Invader : « Il s’agit de créer la surprise, d’apporter la bonne touche au bon endroit, parfois sensible. C’est de l’acupuncture urbaine »
L’artiste est venu à plusieurs reprises pour ses repérages dans la ville, très étendue : « Pour bien envahir une ville, il faut l’avoir pratiquée, et avoir ses clés de compréhension en poche. Il s’agit de trouver les points justes, dans les zones névralgiques. Il s’agit aussi de créer la surprise, d’apporter la bonne touche au bon endroit, parfois sensible. C’est de l’acupuncture urbaine », analyse-t-il. Son regard, toujours en alerte, a scanné la ville, du quartier-village de L’Estaque jusqu’à la calanque de Sormiou, en passant par le Vieux-Port, Notre-Dame-de-la-Garde, les quartiers Nord, la gare, la prison des Baumettes ou un petit pan de mur gris dans le paysage urbain visible depuis la voie rapide du littoral.
Il joue avec les contextes et la culture populaire comme avec l’histoire de l’art : en plaçant une nature morte dans un quartier près de la gare, avec poisson et « Pac à l’eau », la boisson au citron du cru, en placardant un portrait de Zidane façon affiche, une Bonne-Mère en carreaux dorés porte un space invader, des bouteilles de Ricard et de Pastis 51 se font concurrence.

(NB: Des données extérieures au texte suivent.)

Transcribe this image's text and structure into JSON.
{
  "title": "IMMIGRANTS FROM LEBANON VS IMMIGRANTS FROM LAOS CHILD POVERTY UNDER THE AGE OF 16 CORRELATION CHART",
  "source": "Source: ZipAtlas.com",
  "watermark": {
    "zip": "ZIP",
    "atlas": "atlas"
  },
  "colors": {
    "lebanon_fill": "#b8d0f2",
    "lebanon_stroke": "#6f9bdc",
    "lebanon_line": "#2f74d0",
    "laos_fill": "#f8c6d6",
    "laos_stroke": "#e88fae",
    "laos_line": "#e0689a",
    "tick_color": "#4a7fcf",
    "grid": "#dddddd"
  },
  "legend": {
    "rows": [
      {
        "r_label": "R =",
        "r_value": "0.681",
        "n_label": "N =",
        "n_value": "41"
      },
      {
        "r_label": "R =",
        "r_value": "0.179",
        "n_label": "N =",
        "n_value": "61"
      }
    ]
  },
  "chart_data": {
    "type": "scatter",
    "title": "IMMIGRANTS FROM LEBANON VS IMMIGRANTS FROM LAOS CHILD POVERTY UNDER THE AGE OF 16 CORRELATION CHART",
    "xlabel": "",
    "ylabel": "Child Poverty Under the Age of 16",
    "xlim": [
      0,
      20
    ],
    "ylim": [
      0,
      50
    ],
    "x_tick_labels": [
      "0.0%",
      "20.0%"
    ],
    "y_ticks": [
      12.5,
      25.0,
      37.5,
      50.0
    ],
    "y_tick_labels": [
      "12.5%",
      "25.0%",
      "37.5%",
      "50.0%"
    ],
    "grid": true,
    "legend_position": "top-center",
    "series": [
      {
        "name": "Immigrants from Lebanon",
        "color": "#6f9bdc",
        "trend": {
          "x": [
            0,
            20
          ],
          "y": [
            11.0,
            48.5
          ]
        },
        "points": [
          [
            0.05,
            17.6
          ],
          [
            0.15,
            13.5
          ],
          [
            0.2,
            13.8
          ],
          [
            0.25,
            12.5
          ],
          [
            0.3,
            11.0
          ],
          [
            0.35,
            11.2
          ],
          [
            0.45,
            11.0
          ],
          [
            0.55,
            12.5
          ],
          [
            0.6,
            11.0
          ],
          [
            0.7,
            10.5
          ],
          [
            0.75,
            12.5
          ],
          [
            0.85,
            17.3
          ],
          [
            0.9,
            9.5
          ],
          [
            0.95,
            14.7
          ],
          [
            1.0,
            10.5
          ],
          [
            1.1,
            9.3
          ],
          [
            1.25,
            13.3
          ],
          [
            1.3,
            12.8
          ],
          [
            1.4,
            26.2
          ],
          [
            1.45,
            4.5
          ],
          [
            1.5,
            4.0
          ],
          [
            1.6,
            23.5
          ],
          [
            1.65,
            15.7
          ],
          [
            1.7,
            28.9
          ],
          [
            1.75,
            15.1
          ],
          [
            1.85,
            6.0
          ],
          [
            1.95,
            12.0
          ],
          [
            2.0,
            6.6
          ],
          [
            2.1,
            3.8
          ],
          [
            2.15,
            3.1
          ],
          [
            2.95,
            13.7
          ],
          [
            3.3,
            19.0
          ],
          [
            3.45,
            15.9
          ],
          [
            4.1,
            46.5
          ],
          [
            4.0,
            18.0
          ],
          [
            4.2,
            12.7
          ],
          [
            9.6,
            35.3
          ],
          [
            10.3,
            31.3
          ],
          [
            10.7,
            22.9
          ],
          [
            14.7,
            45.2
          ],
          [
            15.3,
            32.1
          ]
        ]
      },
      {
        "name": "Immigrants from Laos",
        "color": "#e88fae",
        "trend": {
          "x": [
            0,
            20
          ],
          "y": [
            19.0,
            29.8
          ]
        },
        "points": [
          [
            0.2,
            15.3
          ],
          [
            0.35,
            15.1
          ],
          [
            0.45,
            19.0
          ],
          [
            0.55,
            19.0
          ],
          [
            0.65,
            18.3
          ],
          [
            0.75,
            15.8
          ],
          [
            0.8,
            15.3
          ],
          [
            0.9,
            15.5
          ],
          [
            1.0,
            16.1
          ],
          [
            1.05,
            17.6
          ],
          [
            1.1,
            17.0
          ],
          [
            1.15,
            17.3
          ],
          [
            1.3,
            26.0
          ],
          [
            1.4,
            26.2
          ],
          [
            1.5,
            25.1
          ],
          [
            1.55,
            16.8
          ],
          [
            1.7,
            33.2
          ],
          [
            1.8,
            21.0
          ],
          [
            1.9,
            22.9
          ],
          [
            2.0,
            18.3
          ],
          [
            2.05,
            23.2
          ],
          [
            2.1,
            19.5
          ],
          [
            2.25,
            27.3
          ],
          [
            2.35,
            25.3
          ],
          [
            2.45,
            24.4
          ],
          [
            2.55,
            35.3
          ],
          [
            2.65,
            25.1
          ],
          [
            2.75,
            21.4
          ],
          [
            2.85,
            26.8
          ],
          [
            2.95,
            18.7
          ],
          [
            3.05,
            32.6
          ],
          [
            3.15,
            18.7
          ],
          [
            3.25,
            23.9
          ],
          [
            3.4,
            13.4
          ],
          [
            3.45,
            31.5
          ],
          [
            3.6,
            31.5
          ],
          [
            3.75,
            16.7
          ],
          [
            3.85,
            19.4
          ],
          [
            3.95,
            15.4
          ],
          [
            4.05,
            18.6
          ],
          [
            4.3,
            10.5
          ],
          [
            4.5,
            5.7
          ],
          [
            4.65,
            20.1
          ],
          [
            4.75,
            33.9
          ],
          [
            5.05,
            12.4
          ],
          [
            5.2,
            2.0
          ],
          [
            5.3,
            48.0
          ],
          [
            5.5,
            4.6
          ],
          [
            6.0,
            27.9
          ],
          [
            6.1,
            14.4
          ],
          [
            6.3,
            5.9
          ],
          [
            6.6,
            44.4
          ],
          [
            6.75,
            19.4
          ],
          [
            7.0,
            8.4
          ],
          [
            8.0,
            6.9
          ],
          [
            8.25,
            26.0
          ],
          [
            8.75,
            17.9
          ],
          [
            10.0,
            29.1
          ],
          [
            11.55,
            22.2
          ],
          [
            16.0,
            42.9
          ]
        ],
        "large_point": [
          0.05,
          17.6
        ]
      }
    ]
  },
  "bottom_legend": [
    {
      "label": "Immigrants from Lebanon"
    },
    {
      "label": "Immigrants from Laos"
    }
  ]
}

Un large camaïeu de bleus et de références marines vient apporter une atmosphère méditerranéenne dans de nombreuses pièces tournées vers la mer : pieuvres aux esthétiques variées (« Dans le jeu japonais d’origine, les space invaders sont justement inspirés par le monde de la mer, ce sont des crabes, des méduses et des pieuvres », relève l’artiste), mouettes et goélands, vagues, gouttes, encres marines, masque et tuba (au tout nouveau et branché Tuba Club), ondes et lunettes de soleil. Sans oublier des petites références au Covid-19, avec quelques ports du masque, symbole du millésime 2020.
Dialogue ludique
Le dialogue avec la ville est ludique, et les mosaïques, conçues sur mesure, font volontiers du « hors-piste » pour déplacer le regard dans des endroits inattendus, voire difficiles d’accès. Ses œuvres traduisent un appel à la contemplation que le lancement de l’appli est venu intensifier autant que contrarier. La « communauté des flasheurs » est ainsi devenue son premier public. Avec 140 000 utilisateurs à travers le monde, elle touche les amateurs de son travail, les familles qui se promènent en flashant, pour le côté chasse au trésor, jusqu’à « de véritables gamers de l’appli, qui viennent faire le tour pour choper des points et monter dans le classement. Certains ne se rendent même pas compte qu’il s’agit d’une œuvre. C’est le “dark side” de l’appli, elle peut effectivement pousser à ça », reconnaît-il.
Et de lâcher : « Je ne sais pas si je vais la garder indéfiniment. Elle a popularisé mon travail, mais c’est une extension de mon projet artistique, une pierre à l’édifice, pas la clé de voûte. » L’appli, qu’il avait créée avec la complicité d’un jeune ingénieur« sans modèle, et deux ans avant Pokémon Go !, précise-t-il, est un support de l’époque, mais les technologies changent, tandis que la mosaïque est durable. “La mosaïque, c’est la peinture pour l’éternité”, disait le peintre florentin Ghirlandaio. »
Quel lieu rêve-t-il encore de conquérir maintenant ? « C’est sans fin, mais je vise l’Amérique du Sud… et la Lune ! » D’ici là, l’envie d’une quatrième vague marseillaise est en train de poindre, du côté des îles du Frioul.